Occupational therapists can perform on-road driving tests, and they can also help a driver who is moderately safe learn how to drive more safely, including planning the safest routes to everyday destinations. Occupational therapists also may be required to report dangerous drivers to the DMV in certain states.
In most states, you can make an anonymous call to the DMV to report an unsafe driver. The DMV will require him to come in for testing, generally written and behind the wheel, and can revoke his license if he's dangerous.
Doctors can perform vision, cognition, and motor skills tests in the office, although they may not be able to tell how safe a person with mild dementia is on the road. If a person has progressed to moderate dementia, or if an outside evaluation confirms poor driving skills, many doctors will write a prescription for "no driving," which some patients will follow. Also, in some states doctors are required to report to the DMV certain medical conditions that affect driving.
In general, having a professional tell your loved one he can't drive is a lot easier for him to hear than having a family member tell him the same thing.
Note, though, that determined people with dementia may keep driving, with or without a license.
4. Disable, Relocate, or Sell the Vehicle.
If an unsafe driver with dementia continues to get behind the wheel, it's time to take drastic measures.

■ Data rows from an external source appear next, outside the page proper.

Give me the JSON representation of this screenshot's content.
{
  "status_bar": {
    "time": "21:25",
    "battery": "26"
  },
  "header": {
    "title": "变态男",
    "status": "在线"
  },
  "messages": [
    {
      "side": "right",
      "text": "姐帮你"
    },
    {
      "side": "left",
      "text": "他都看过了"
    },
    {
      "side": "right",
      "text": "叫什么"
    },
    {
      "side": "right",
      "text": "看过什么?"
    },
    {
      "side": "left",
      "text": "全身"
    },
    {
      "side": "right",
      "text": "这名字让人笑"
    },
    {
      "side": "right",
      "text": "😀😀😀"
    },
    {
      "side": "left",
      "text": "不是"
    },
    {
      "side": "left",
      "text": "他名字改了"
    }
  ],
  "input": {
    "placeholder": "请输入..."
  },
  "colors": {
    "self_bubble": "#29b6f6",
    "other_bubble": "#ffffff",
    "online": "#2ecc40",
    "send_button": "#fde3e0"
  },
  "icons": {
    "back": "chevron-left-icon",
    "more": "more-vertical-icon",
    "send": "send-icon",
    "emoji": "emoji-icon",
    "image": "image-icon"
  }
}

Remember, many people with dementia have lost the capacity to assess their driving, so you may need to override your loved one.
Ask a mechanic to disable the car, have the tires "stolen," shave the keys, park the car at a friend or relative's house, or sell it if that's legally feasible.
Of course, if the person is lucid enough to know what's going on -- and thinks he's a fine driver -- he might be able to get around these tactics by calling a tow truck, getting new keys made, or buying a new car.
5. Try White Lies.
Consider using white lies, especially if your loved one's memory has deteriorated to the point where all you're trying to do is alleviate his worry.
Creative storytelling often results in solutions that satisfy the family and the former driver alike. One family successfully replaced the car keys with ones that looked the same but didn't work, so that the person with dementia could still get into the car and try to start it without the danger of actually going anywhere. Every time he asked about it, his caregiver told him they were planning to get it fixed.
Try telling your loved one that the car's in the shop -- even if it's at a relative's house. Or let him know that his grandniece needs the car -- even if the kid in question won't get her license for another five years.
With a little creativity, it's possible to satisfy a former driver while also keeping him -- and anyone else who might be hurt by his driving -- out of danger.